Methods: A retrospective cohort study utilized data from a US commercial managed-care database (2010–2012). Adult patients with ≥1 diagnosis of atrial fibrillation/flutter (ICD-9 427.31/32), >1 prescription of NOACs and CHA2DS2-VASc score ≥1 were included. Patients were categorized as adherent versus nonadherent (using proportion of days covered [PDC ≥80%]) based on their NOAC use up to 6 months and those continued its use up to 12 months. The patients were matched using propensity score (based on inverse probability treatment weighting) and the risk of IS, MB, DVTPE outcomes was evaluated for the matched cohorts’ post-adherence (exposure) assessment using multivariable Cox regression.
Results: A total of 3,629 and 1,946 patients with at least 6 and 12 months of NOAC use were included. Based on a PDC threshold of ≥80%, adherence rates at 6 and 12 month usage were 77% and 76%, respectively. Patients with lowest adherence were from the South, had low stroke risk and EPO/HMO insurance. Using Cox models with matched cohorts, nonadherence within the first 6 months’ use was significantly associated with higher risk of IS and DVTPE (IS: hazard ratio [HR] = 1.82, p = .002; DVTPE: HR = 2.12, p = .010) and the risk increased with nonadherence for the prolonged period of 12 months’ use (IS: HR = 2.08, p = .022; DVTPE: HR = 5.39, p = .003). The risk of MB was not different (p > .05) between adherent and nonadherent groups for both 6 month and 12 month cohorts.
Conclusion: Adherence to NOACs for both 6 months and prolonged use (up to 12 months) was associated with a reduction in IS and DVTPE risk, but did not substantially increase risk of MB. Further studies on newer, individual NOACs and older populations are warranted.
Transparency
Declaration of funding
Funding to acquire the data source was provided by the College of Pharmacy, University of Rhode Island.

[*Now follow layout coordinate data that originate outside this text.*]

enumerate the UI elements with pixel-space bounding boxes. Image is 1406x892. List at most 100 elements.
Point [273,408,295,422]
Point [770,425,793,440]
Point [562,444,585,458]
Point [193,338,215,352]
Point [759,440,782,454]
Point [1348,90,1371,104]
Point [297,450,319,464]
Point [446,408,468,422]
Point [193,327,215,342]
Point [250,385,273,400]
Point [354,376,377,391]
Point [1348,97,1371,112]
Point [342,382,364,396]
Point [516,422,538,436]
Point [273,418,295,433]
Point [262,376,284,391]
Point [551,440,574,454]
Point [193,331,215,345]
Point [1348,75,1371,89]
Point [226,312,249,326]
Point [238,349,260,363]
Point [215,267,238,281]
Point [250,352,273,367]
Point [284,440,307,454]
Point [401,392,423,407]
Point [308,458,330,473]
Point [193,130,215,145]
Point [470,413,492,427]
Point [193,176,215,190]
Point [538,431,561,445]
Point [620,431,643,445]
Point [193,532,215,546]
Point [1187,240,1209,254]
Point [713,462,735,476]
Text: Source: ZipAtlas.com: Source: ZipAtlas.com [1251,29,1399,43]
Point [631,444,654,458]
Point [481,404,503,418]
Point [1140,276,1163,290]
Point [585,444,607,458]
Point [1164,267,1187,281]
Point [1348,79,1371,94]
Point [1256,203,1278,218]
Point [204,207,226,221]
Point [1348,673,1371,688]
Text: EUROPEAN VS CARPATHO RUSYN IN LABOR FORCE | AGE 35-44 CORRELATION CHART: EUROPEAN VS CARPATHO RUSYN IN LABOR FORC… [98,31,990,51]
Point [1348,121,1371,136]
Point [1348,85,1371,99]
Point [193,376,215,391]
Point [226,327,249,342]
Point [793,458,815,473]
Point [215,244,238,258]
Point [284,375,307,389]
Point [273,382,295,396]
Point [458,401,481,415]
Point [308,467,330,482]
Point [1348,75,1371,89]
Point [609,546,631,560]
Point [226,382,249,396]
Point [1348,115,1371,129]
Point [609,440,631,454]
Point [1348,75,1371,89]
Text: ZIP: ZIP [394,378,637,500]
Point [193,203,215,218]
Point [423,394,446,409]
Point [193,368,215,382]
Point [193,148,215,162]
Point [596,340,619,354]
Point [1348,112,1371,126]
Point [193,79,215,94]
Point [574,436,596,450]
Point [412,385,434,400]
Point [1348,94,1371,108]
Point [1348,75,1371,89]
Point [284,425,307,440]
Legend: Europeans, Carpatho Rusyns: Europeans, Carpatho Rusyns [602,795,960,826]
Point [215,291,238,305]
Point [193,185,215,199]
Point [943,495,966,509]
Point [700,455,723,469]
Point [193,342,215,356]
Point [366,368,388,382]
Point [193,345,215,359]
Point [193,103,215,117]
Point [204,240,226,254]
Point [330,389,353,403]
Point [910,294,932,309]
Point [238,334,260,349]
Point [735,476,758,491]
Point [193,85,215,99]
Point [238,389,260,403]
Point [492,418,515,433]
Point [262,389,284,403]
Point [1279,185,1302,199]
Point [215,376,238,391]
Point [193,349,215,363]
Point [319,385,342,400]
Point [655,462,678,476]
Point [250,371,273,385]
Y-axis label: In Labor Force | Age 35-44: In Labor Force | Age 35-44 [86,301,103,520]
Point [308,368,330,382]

Author contributions: C.G.D. was involved in the conceptualization of the hypothesis, analyses and writing the draft manuscript. S.K. and C.W. were involved in the conceptualization of the study design, acquisition of the data and data interpretation. R.L. was involved in planning statistical analyses and review.
Declaration of other relationships
C.G.D. has disclosed that he is now an employee of Pharmerit International, Bethesda, MD, USA. S.K., R.L. and C.W. have disclosed that they have no significant relationships with or financial interests in any commercial companies related to this study or article.
CMRO peer reviewers on this manuscript have no relevant financial or other relationships to disclose.
Acknowledgements
The Optum Clinformatics Data Mart data was accessed through the data server with the help of Data Manager and Staff at the University of Rhode Island.